NATO is in big trouble—and not just because of incoming President Donald Trump’s habit of calling it “obsolete.” Also deeply problematic is Turkey’s future as a NATO member.

As summarized by Henri Barkley, director of the Middle East program at the Woodrow Wilson Center, Turkey’s strongman, Recep Tayyip Erdogan, has been having a love-in recently with Russia’s strongman, Vladimir Putin, leaving the U.S. on the sidelines as a jilted suitor. Not even the Turkish shoot-down of a Russian jet in 2015 or the more recent murder of the Russian ambassador in Ankara has slowed down this rapprochement.

Turkey and Russia are now coordinating closely when it comes to Syria, with Erdogan having apparently given up hope of ousting Bashar Assad and becoming increasingly alarmed by the gains made in northern Syria by the U.S.-backed YPG militia. That Kurdish group has links to the Kurdistan Workers Party (PKK), which has been waging a long-standing war against Ankara’s rule. Russia is even conducting air strikes in Syria in support of Turkish troops, which are there ostensibly to fight Islamic State but exist in reality to stop the Kurds from carving out their own state in northern Syria.

Along with the increased Russia-Turkey cooperation has come an intensification of the already-high level of anti-American invective from Erdogan. He and his minions, faithfully echoed by the government-controlled press, regularly blame the U.S. not only for staging a failed military coup last summer against Erdogan (a ridiculous accusation believed by as many as 79 percent of Turks) but also for supposedly supporting Islamic State. Turkey’s president said as recently as Dec. 27 that “it’s very clear” that the U.S. backs ISIS, an accusation rightly dubbed “ludicrous” by the State Department spokesman.

Meanwhile, Erdogan has been busy stamping out the last remnants of Turkish democracy, an affront to the common values that Turkey is supposed to share with other Atlantic Alliance members.
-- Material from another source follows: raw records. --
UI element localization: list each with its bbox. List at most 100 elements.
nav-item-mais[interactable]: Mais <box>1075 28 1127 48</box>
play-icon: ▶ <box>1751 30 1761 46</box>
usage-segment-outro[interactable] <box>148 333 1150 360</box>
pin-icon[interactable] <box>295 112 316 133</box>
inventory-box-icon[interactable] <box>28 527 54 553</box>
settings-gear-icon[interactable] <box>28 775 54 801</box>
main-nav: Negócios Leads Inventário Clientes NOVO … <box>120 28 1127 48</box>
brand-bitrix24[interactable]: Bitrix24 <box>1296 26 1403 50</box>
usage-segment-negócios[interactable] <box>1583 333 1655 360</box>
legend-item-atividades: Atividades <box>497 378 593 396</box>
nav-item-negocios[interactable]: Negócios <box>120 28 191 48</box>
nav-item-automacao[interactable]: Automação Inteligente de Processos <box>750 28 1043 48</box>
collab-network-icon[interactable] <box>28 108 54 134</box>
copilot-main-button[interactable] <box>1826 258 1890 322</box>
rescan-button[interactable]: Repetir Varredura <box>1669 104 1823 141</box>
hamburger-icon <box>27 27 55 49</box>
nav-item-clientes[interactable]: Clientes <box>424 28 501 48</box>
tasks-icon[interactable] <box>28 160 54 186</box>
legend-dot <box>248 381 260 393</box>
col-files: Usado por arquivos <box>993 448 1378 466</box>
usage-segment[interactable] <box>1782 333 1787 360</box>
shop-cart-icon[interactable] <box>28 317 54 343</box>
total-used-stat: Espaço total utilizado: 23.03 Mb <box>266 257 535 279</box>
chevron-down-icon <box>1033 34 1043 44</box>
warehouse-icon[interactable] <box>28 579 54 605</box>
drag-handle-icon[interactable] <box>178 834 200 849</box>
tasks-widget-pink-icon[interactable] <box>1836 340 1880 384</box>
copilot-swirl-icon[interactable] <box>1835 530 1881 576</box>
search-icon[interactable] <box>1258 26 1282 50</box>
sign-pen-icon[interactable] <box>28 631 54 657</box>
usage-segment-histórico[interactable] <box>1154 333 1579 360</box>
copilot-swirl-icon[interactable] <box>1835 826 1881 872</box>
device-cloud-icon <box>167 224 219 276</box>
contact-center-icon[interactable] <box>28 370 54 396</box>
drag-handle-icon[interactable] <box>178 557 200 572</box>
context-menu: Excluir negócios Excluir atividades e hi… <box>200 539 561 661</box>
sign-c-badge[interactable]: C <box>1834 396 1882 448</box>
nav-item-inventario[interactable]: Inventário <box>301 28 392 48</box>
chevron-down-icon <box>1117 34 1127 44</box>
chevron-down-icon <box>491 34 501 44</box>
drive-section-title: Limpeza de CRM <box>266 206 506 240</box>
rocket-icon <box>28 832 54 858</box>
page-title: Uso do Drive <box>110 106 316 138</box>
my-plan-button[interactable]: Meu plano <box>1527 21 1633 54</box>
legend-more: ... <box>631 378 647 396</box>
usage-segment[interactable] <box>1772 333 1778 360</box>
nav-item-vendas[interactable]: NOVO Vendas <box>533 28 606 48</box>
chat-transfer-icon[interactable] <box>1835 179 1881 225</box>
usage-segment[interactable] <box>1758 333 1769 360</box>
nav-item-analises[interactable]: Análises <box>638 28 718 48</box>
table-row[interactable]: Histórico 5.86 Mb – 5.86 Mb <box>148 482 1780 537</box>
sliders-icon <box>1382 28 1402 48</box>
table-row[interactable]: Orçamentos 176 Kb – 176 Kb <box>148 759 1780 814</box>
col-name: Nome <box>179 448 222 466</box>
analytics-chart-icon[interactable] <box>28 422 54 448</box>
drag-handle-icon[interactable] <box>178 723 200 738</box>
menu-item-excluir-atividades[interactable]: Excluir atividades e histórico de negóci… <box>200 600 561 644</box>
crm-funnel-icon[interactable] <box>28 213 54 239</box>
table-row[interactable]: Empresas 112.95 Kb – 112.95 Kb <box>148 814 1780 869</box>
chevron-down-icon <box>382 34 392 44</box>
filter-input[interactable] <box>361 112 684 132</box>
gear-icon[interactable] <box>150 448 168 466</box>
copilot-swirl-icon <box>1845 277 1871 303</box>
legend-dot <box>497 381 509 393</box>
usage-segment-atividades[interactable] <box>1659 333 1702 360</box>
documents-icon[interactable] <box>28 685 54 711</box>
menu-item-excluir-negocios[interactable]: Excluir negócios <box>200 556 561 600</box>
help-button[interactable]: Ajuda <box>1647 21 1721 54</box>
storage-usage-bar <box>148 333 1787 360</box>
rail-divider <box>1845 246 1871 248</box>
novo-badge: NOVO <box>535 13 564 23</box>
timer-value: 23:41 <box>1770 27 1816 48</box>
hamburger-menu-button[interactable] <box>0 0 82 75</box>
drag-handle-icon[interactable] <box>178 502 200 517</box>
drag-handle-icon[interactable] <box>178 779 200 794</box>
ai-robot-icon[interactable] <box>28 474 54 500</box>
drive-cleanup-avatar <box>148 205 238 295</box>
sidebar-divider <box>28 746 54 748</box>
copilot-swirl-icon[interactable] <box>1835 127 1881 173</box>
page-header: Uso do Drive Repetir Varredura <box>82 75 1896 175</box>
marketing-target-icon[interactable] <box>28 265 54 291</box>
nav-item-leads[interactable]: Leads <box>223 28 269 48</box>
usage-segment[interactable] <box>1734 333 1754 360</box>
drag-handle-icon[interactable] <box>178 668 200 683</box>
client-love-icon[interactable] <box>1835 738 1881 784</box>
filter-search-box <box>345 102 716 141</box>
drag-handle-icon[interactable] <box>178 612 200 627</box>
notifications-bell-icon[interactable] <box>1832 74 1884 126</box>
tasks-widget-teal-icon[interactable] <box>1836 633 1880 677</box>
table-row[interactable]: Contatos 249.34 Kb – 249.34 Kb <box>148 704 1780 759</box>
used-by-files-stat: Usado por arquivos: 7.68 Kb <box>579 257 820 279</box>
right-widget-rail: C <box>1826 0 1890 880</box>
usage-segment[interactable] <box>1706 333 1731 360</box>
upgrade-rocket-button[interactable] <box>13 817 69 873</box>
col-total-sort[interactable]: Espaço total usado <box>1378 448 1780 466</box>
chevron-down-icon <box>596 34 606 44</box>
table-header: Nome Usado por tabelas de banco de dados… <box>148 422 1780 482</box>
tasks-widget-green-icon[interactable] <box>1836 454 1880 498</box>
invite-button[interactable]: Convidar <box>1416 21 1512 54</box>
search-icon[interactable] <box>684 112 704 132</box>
Erdogan is filling his prisons with thousands of academics, journalists, military officers, judges, and other prominent citizens who are accused, based on spurious evidence, of being tools of Fethullah Gulen–the exiled Muslim preacher who has become for Erdogan what Trotsky was for Stalin, a convenient scapegoat.

Accounts abound of the Orwellian ordeals suffered by Turkey’s political prisoners as they try to figure out why they were jailed and how they can get out. A recent Wall Street Journal article detailing the arrest and imprisonment of a well-known Turkish judge was particularly infuriating and affecting. Significantly, the Erdogan regime even dared to lock up Wall Street Journal reporter Dion Nissenbaum for two and a half days, allowing him no contact with his wife or colleagues—a sign of how little Erdogan fears Washington’s wrath.

More concerned about cooperation about ISIS than progress on human rights, President Obama has largely given Erdogan a pass on his increasingly illiberal rule. President Trump is likely to continue and even intensify that trend. He might even extradite Gulen from Pennsylvania to face a kangaroo court in Turkey, as suggested by National Security Adviser Michael Flynn. And he might very well increase cooperation with Russia in Syria, which might put the U.S. and Turkey in greater sync even if neither Russia nor Turkey has shown much interest in fighting ISIS. But will Trump be willing to abandon U.S. support for the YPG, one of the few militias in Turkey that cannot be accused of being tainted by radical Islamist ideology?

Certainly, the U.S. and the rest of NATO can’t afford to simply write off Turkey, which is an important player in the Middle East with considerable military capacity and political influence. But it is harder than ever to claim that Turkey shares common interests, values, or an outlook with the rest of NATO, and that in turn puts yet another question mark over the alliance’s future.